Since Garrett was exposed to the problems of fixing sewing machines, that’s where his focus was. Inventors solve problems. It usually starts with a problem of your own and a great need to fix it. Garrett sold his first invention, a sewing machine belt, which helps improve the machine’s efficiency, for $50. Besides just being a clever inventor, he also had a knack for business. He opened his own sewing machine repair shop, and eventually his own tailoring shop, which employed 32 people.
This would have been enough for most people, but Garrett Morgan was just getting started. In 1914 he was granted a patent for a gas mask and set up a manufacturing company to produce them. The product was called the Morgan National Safety Hood. Garrett traveled across the country pitching his invention by wearing the mask in a smoke-filled tee-pee, and proved that he was quite a showman. If he was around today, he probably would have done his own infomercial.

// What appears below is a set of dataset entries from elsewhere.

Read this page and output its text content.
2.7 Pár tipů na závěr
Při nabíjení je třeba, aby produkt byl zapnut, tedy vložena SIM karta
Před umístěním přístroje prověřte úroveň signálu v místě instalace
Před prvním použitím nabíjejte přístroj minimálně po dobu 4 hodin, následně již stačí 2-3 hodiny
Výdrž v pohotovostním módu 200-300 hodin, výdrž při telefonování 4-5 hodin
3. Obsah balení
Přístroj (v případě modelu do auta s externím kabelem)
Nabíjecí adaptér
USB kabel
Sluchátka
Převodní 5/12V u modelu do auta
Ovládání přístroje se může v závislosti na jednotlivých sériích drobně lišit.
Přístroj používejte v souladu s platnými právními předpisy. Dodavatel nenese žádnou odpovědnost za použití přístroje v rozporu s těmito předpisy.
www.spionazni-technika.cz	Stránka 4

His mask was put to the test when he used it to save over a dozen men from a tunnel explosion below Lake Erie. He put on the mask and went into the tunnel to save the trapped men. He was awarded a gold and diamond medal by a group of citizens in Cleveland for his heroism.
Ever concerned about safety, Garrett noticed the increasing number of accidents at intersections, since horse-drawn carriages had to share the road with cars. One in particular involved a young girl. This was the impetus for him to figure out a way to do something about it. He received the first patent for the three signal stoplight in 1923, and eventually sold the rights to General Electric for $40,000.
Garrett Morgan would go on to invent other things and would start his own newspaper. He was a prolific inventor, but always considered himself an entrepreneur first.